NEW YORK (GenomeWeb) – With a $600,000 grant from the Sohn Conference Foundation, Weill Cornell Medicine has launched a new project to develop liquid biopsy monitoring tests to predict the spread or the recurrence of cancer in children and adults.
The effort, called the Sohn Collaborative for Liquid Biopsy at Weill Cornell Medicine, will investigate biomarkers that predict whether cancer will spread and to which organs, with the aim of helping clinicians prevent or manage relapse at distant sites.
This type of liquid biopsy offers an attractive possibility for catching relapse at the earliest possible point, especially in children, and for monitoring for recurrence without the need for painful or dangerous invasive procedures.
According to Sohn, the effort is specifically targeting exosomes, circulating extracellular vesicles that are shed by tumor or other cells in the body and carry both nucleic acids from within those cells and proteins and other molecules present on their surface membranes.

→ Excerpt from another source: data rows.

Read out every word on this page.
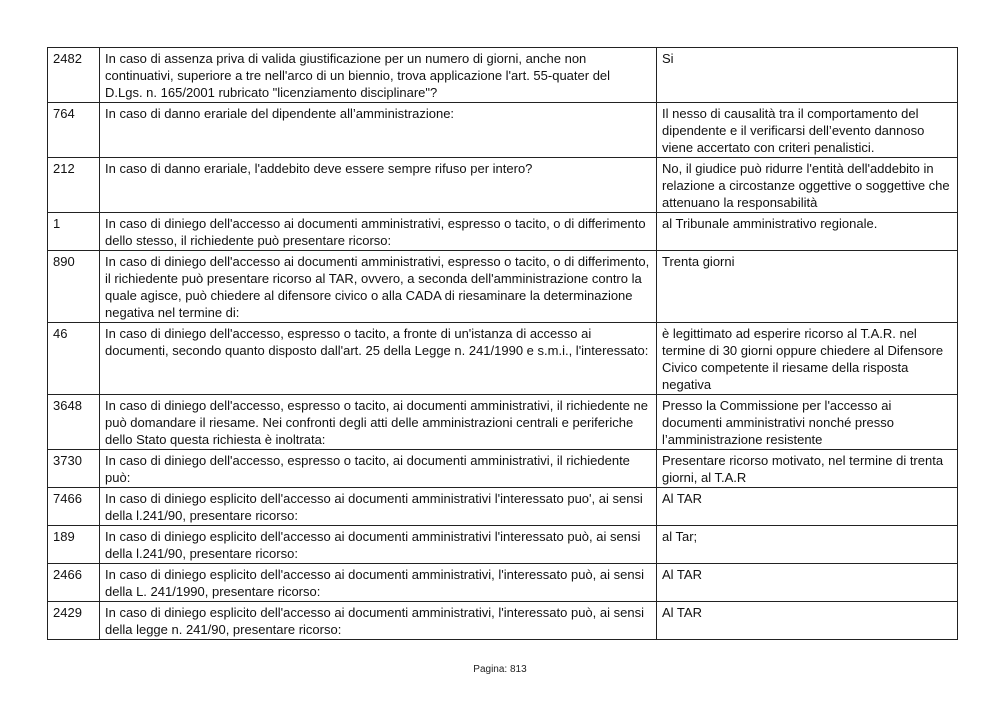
2482	In caso di assenza priva di valida giustificazione per un numero di giorni, anche non continuativi, superiore a tre nell'arco di un biennio, trova applicazione l'art. 55-quater del D.Lgs. n. 165/2001 rubricato "licenziamento disciplinare"?	Si
764	In caso di danno erariale del dipendente all’amministrazione:	Il nesso di causalità tra il comportamento del dipendente e il verificarsi dell’evento dannoso viene accertato con criteri penalistici.
212	In caso di danno erariale, l'addebito deve essere sempre rifuso per intero?	No, il giudice può ridurre l'entità dell'addebito in relazione a circostanze oggettive o soggettive che attenuano la responsabilità
1	In caso di diniego dell'accesso ai documenti amministrativi, espresso o tacito, o di differimento dello stesso, il richiedente può presentare ricorso:	al Tribunale amministrativo regionale.
890	In caso di diniego dell'accesso ai documenti amministrativi, espresso o tacito, o di differimento, il richiedente può presentare ricorso al TAR, ovvero, a seconda dell'amministrazione contro la quale agisce, può chiedere al difensore civico o alla CADA di riesaminare la determinazione negativa nel termine di:	Trenta giorni
46	In caso di diniego dell'accesso, espresso o tacito, a fronte di un'istanza di accesso ai documenti, secondo quanto disposto dall'art. 25 della Legge n. 241/1990 e s.m.i., l'interessato:	è legittimato ad esperire ricorso al T.A.R. nel termine di 30 giorni oppure chiedere al Difensore Civico competente il riesame della risposta negativa
3648	In caso di diniego dell'accesso, espresso o tacito, ai documenti amministrativi, il richiedente ne può domandare il riesame. Nei confronti degli atti delle amministrazioni centrali e periferiche dello Stato questa richiesta è inoltrata:	Presso la Commissione per l'accesso ai documenti amministrativi nonché presso l’amministrazione resistente
3730	In caso di diniego dell'accesso, espresso o tacito, ai documenti amministrativi, il richiedente può:	Presentare ricorso motivato, nel termine di trenta giorni, al T.A.R
7466	In caso di diniego esplicito dell'accesso ai documenti amministrativi l'interessato puo', ai sensi della l.241/90, presentare ricorso:	Al TAR
189	In caso di diniego esplicito dell'accesso ai documenti amministrativi l'interessato può, ai sensi della l.241/90, presentare ricorso:	al Tar;
2466	In caso di diniego esplicito dell'accesso ai documenti amministrativi, l'interessato può, ai sensi della L. 241/1990, presentare ricorso:	Al TAR
2429	In caso di diniego esplicito dell'accesso ai documenti amministrativi, l'interessato può, ai sensi della legge n. 241/90, presentare ricorso:	Al TAR
Pagina: 813
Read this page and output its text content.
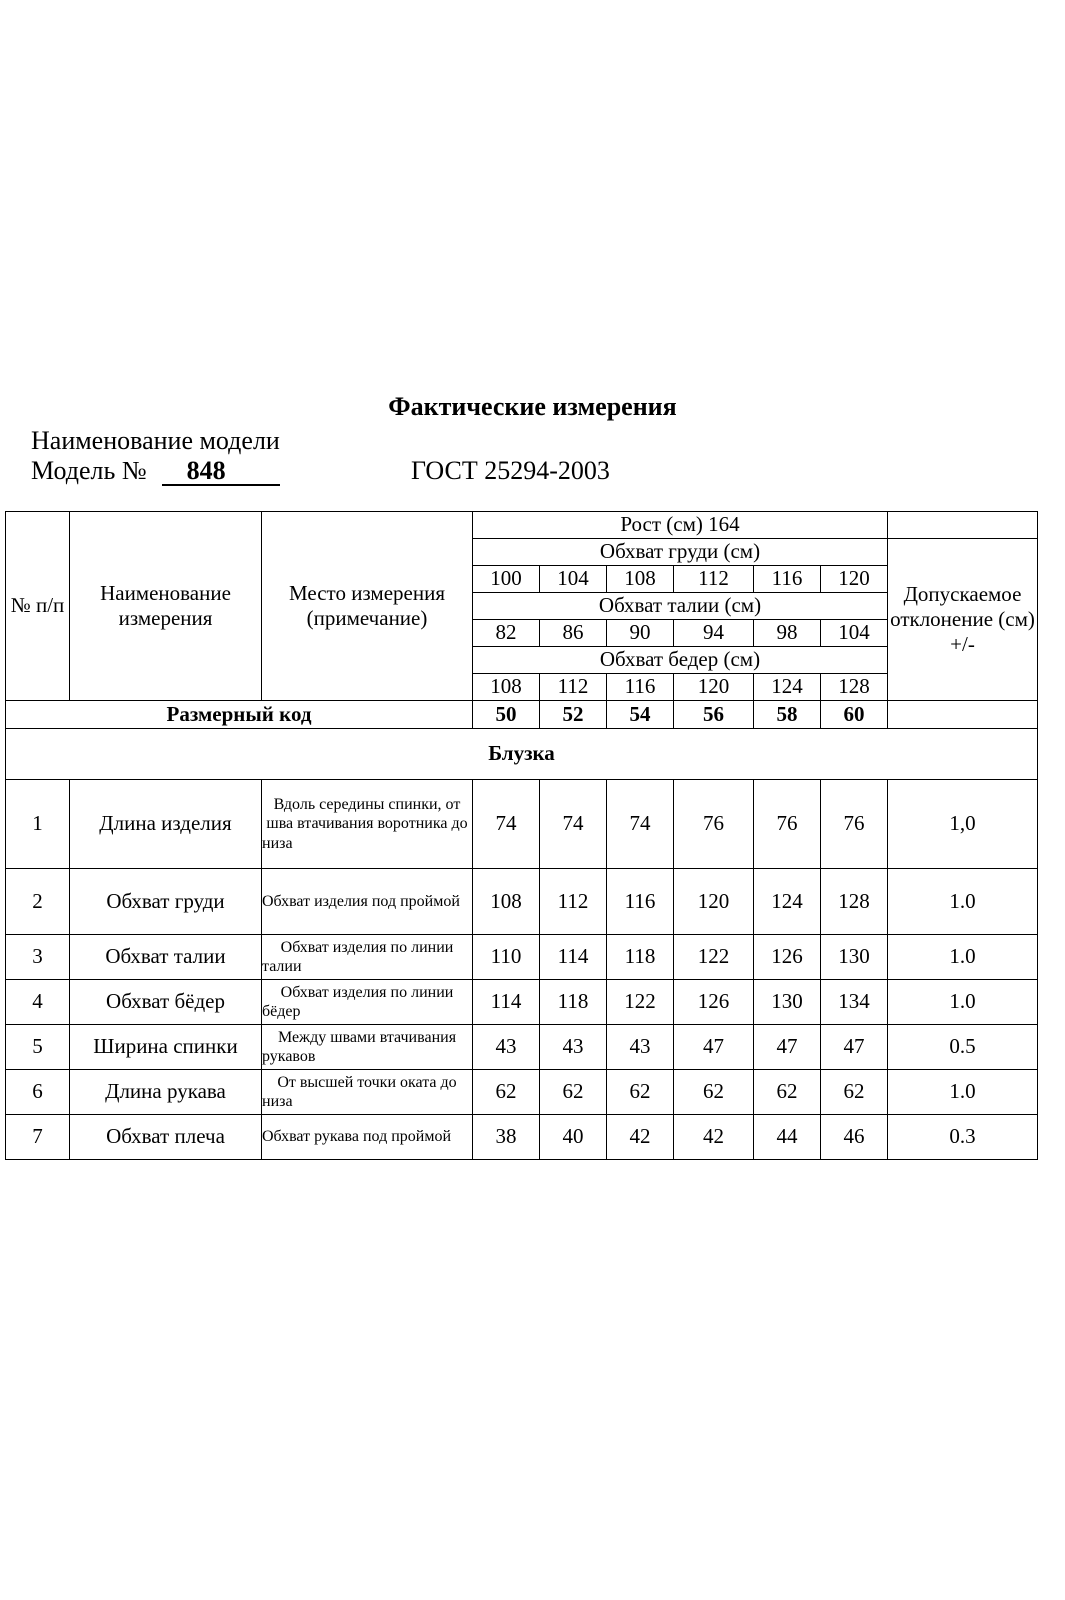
Фактические измерения
Наименование модели
Модель № 848	ГОСТ 25294-2003
№ п/п	Наименование измерения	Место измерения (примечание)	Рост (см) 164						
			Обхват груди (см)						Допускаемое отклонение (см) +/-
			100	104	108	112	116	120	
			Обхват талии (см)						
			82	86	90	94	98	104	
			Обхват бедер (см)						
			108	112	116	120	124	128	
Размерный код			50	52	54	56	58	60	
Блузка									
1	Длина изделия	Вдоль середины спинки, от шва втачивания воротника до низа	74	74	74	76	76	76	1,0
2	Обхват груди	Обхват изделия под проймой	108	112	116	120	124	128	1.0
3	Обхват талии	Обхват изделия по линии талии	110	114	118	122	126	130	1.0
4	Обхват бёдер	Обхват изделия по линии бёдер	114	118	122	126	130	134	1.0
5	Ширина спинки	Между швами втачивания рукавов	43	43	43	47	47	47	0.5
6	Длина рукава	От высшей точки оката до низа	62	62	62	62	62	62	1.0
7	Обхват плеча	Обхват рукава под проймой	38	40	42	42	44	46	0.3
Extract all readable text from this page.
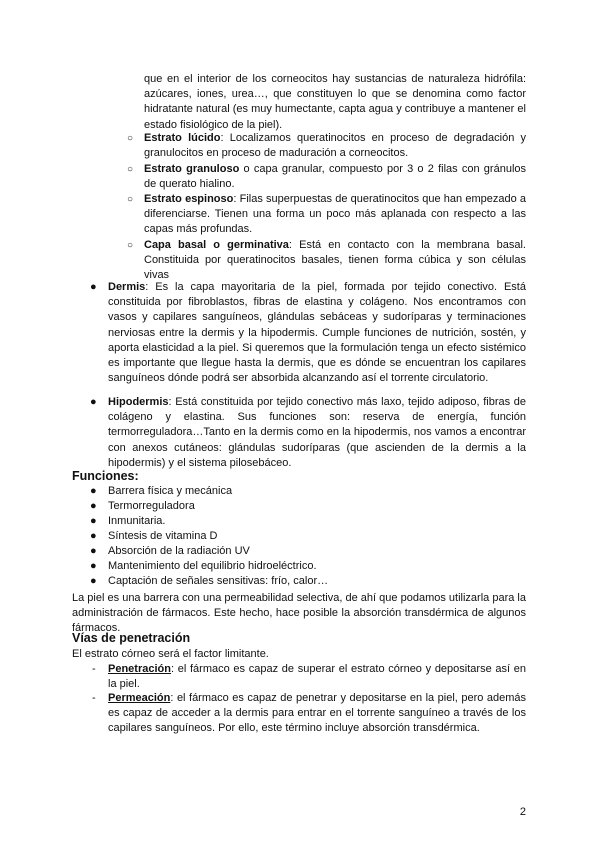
que en el interior de los corneocitos hay sustancias de naturaleza hidrófila: azúcares, iones, urea…, que constituyen lo que se denomina como factor hidratante natural (es muy humectante, capta agua y contribuye a mantener el estado fisiológico de la piel).

○ Estrato lúcido: Localizamos queratinocitos en proceso de degradación y granulocitos en proceso de maduración a corneocitos.

○ Estrato granuloso o capa granular, compuesto por 3 o 2 filas con gránulos de querato hialino.

○ Estrato espinoso: Filas superpuestas de queratinocitos que han empezado a diferenciarse. Tienen una forma un poco más aplanada con respecto a las capas más profundas.

○ Capa basal o germinativa: Está en contacto con la membrana basal. Constituida por queratinocitos basales, tienen forma cúbica y son células vivas

● Dermis: Es la capa mayoritaria de la piel, formada por tejido conectivo. Está constituida por fibroblastos, fibras de elastina y colágeno. Nos encontramos con vasos y capilares sanguíneos, glándulas sebáceas y sudoríparas y terminaciones nerviosas entre la dermis y la hipodermis. Cumple funciones de nutrición, sostén, y aporta elasticidad a la piel. Si queremos que la formulación tenga un efecto sistémico es importante que llegue hasta la dermis, que es dónde se encuentran los capilares sanguíneos dónde podrá ser absorbida alcanzando así el torrente circulatorio.

● Hipodermis: Está constituida por tejido conectivo más laxo, tejido adiposo, fibras de colágeno y elastina. Sus funciones son: reserva de energía, función termorreguladora…Tanto en la dermis como en la hipodermis, nos vamos a encontrar con anexos cutáneos: glándulas sudoríparas (que ascienden de la dermis a la hipodermis) y el sistema pilosebáceo.

Funciones:
● Barrera física y mecánica
● Termorreguladora
● Inmunitaria.
● Síntesis de vitamina D
● Absorción de la radiación UV
● Mantenimiento del equilibrio hidroeléctrico.
● Captación de señales sensitivas: frío, calor…

La piel es una barrera con una permeabilidad selectiva, de ahí que podamos utilizarla para la administración de fármacos. Este hecho, hace posible la absorción transdérmica de algunos fármacos.

Vías de penetración

El estrato córneo será el factor limitante.

- Penetración: el fármaco es capaz de superar el estrato córneo y depositarse así en la piel.

- Permeación: el fármaco es capaz de penetrar y depositarse en la piel, pero además es capaz de acceder a la dermis para entrar en el torrente sanguíneo a través de los capilares sanguíneos. Por ello, este término incluye absorción transdérmica.

2
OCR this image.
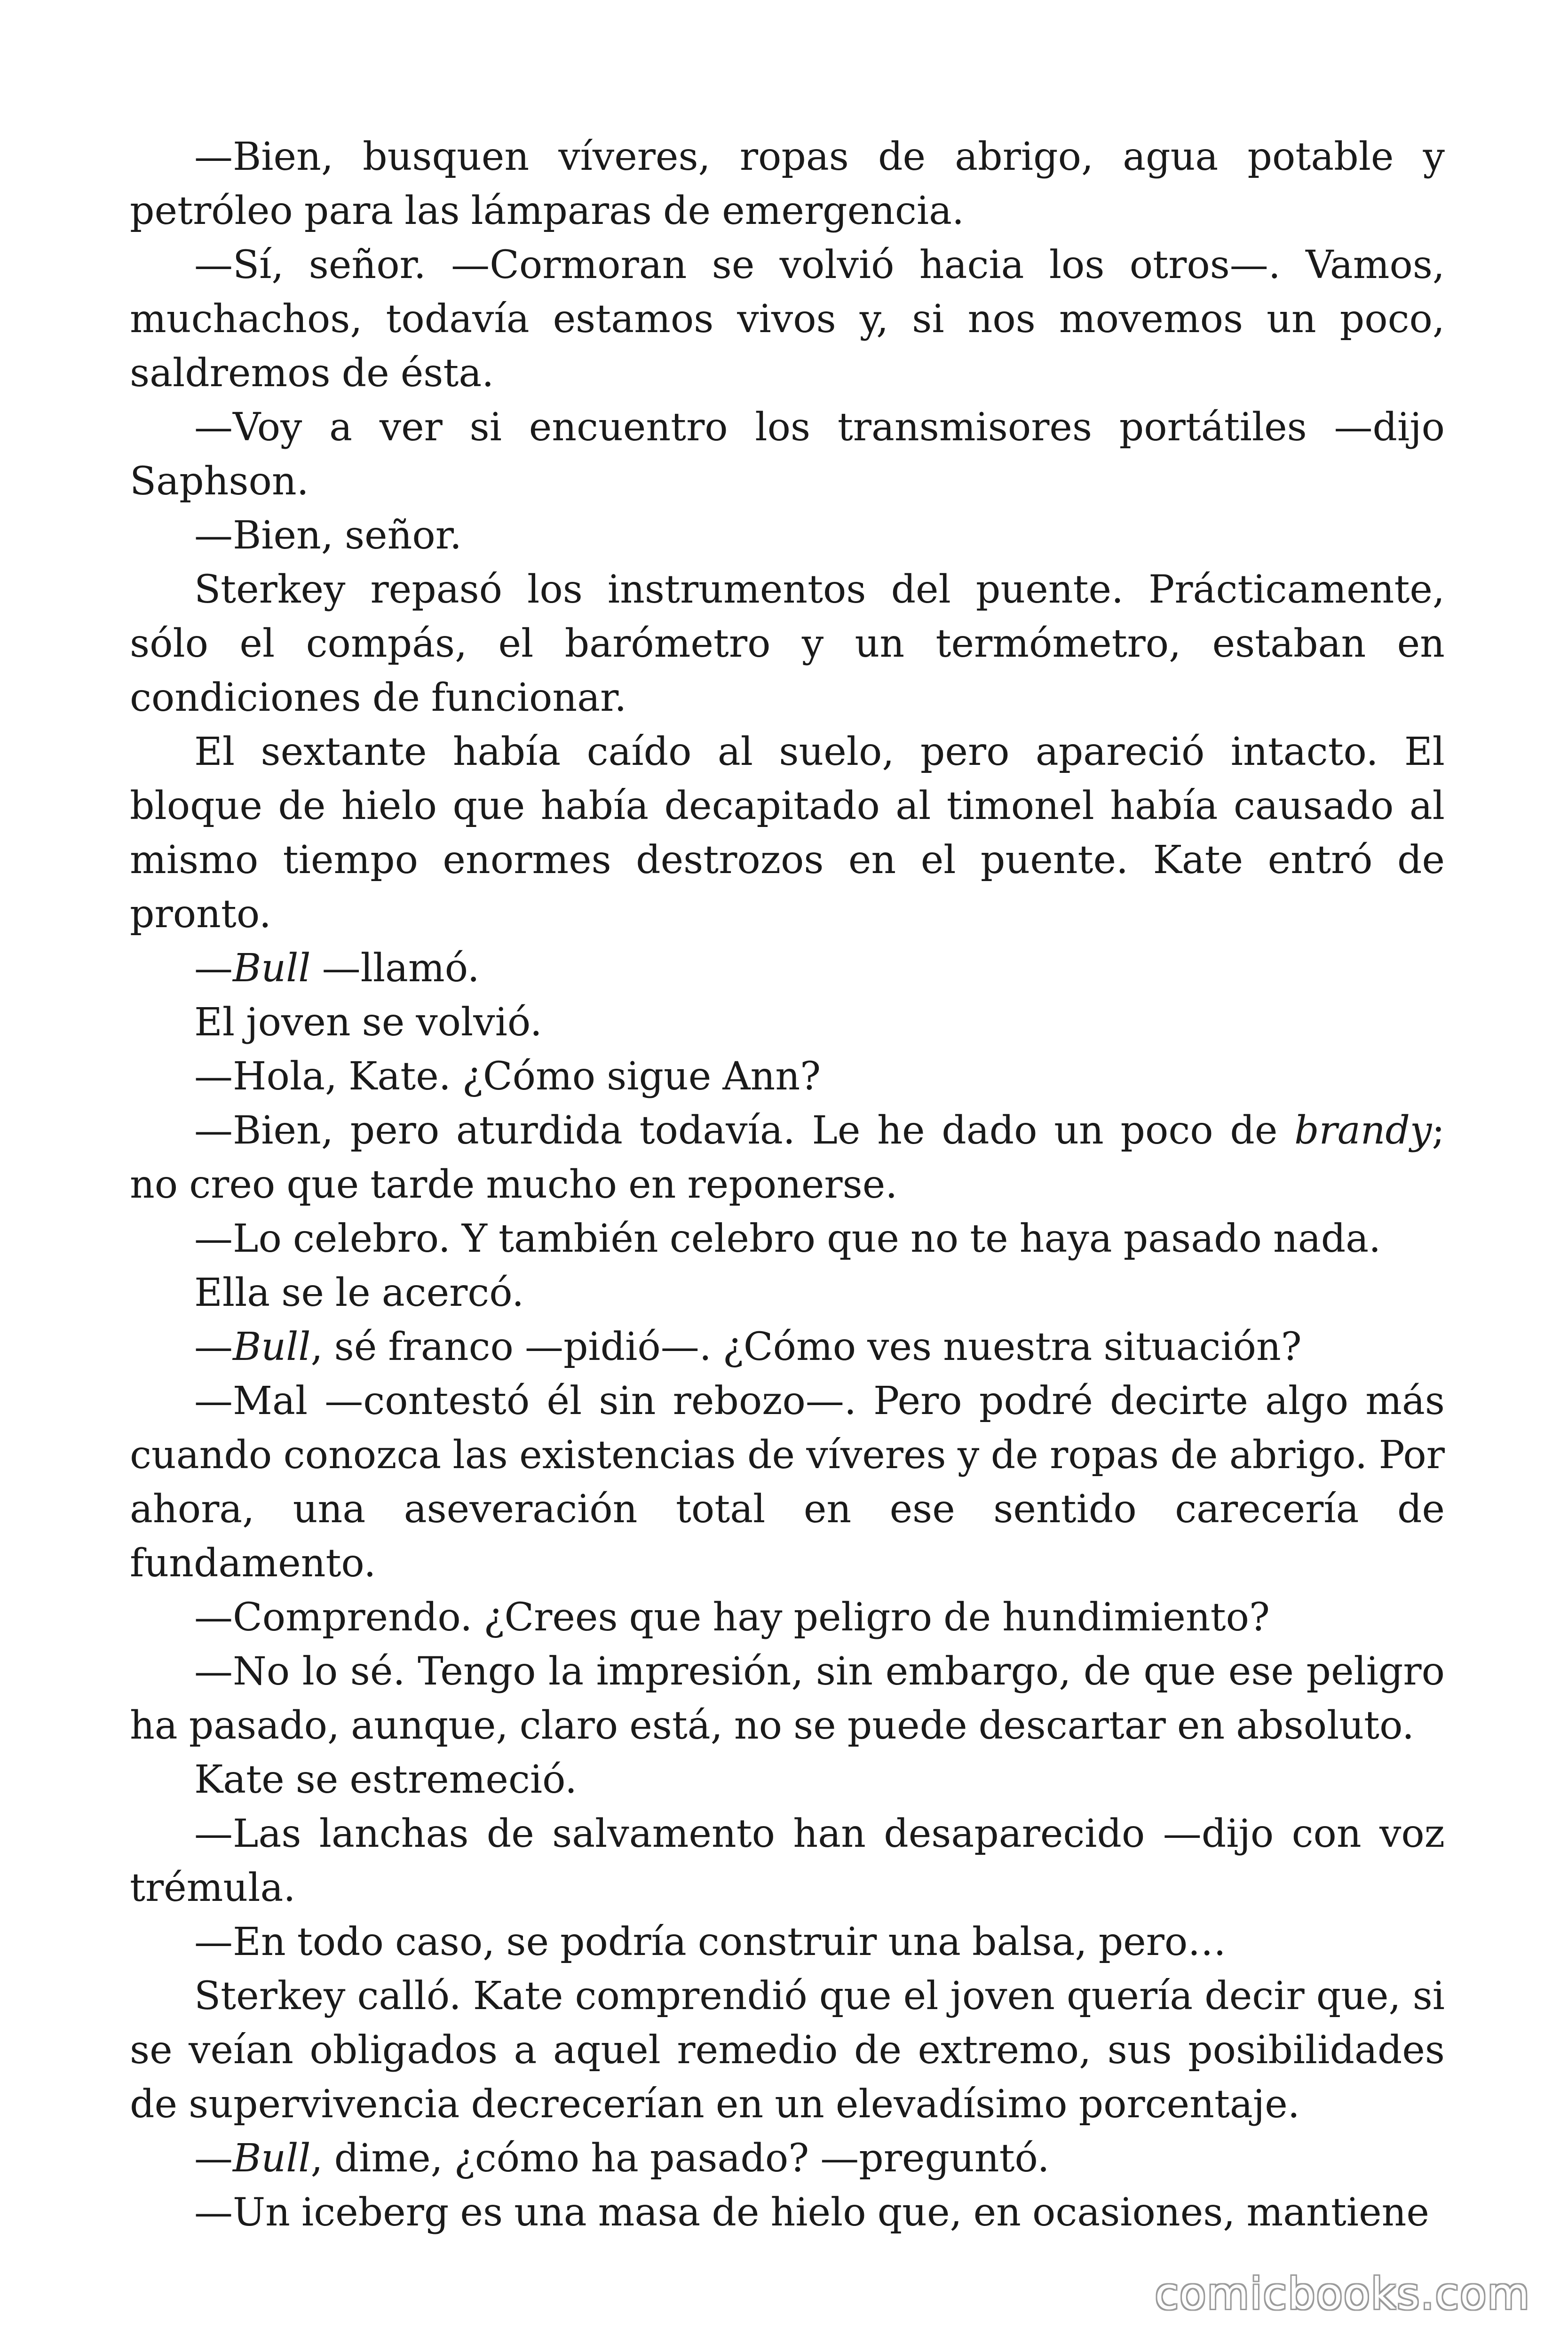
—Bien, busquen víveres, ropas de abrigo, agua potable y petróleo para las lámparas de emergencia.

—Sí, señor. —Cormoran se volvió hacia los otros—. Vamos, muchachos, todavía estamos vivos y, si nos movemos un poco, saldremos de ésta.

—Voy a ver si encuentro los transmisores portátiles —dijo Saphson.

—Bien, señor.

Sterkey repasó los instrumentos del puente. Prácticamente, sólo el compás, el barómetro y un termómetro, estaban en condiciones de funcionar.

El sextante había caído al suelo, pero apareció intacto. El bloque de hielo que había decapitado al timonel había causado al mismo tiempo enormes destrozos en el puente. Kate entró de pronto.

—Bull —llamó.

El joven se volvió.

—Hola, Kate. ¿Cómo sigue Ann?

—Bien, pero aturdida todavía. Le he dado un poco de brandy; no creo que tarde mucho en reponerse.

—Lo celebro. Y también celebro que no te haya pasado nada.

Ella se le acercó.

—Bull, sé franco —pidió—. ¿Cómo ves nuestra situación?

—Mal —contestó él sin rebozo—. Pero podré decirte algo más cuando conozca las existencias de víveres y de ropas de abrigo. Por ahora, una aseveración total en ese sentido carecería de fundamento.

—Comprendo. ¿Crees que hay peligro de hundimiento?

—No lo sé. Tengo la impresión, sin embargo, de que ese peligro ha pasado, aunque, claro está, no se puede descartar en absoluto.

Kate se estremeció.

—Las lanchas de salvamento han desaparecido —dijo con voz trémula.

—En todo caso, se podría construir una balsa, pero…

Sterkey calló. Kate comprendió que el joven quería decir que, si se veían obligados a aquel remedio de extremo, sus posibilidades de supervivencia decrecerían en un elevadísimo porcentaje.

—Bull, dime, ¿cómo ha pasado? —preguntó.

—Un iceberg es una masa de hielo que, en ocasiones, mantiene

comicbooks.com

Using the new funding, Weill Cornell professor David Lyden will study exosomes released by patients' primary tumors and those from a matched blood samples to try to uncover how these vesicles act as messengers between tumor and the organs to which the tumor eventually spreads.
Weill Cornell will also collaborate with Memorial Sloan Kettering Cancer Center, which will provide comprehensive genome sequencing of pediatric cancer patients in this study as part of its MSK-IMPACT program.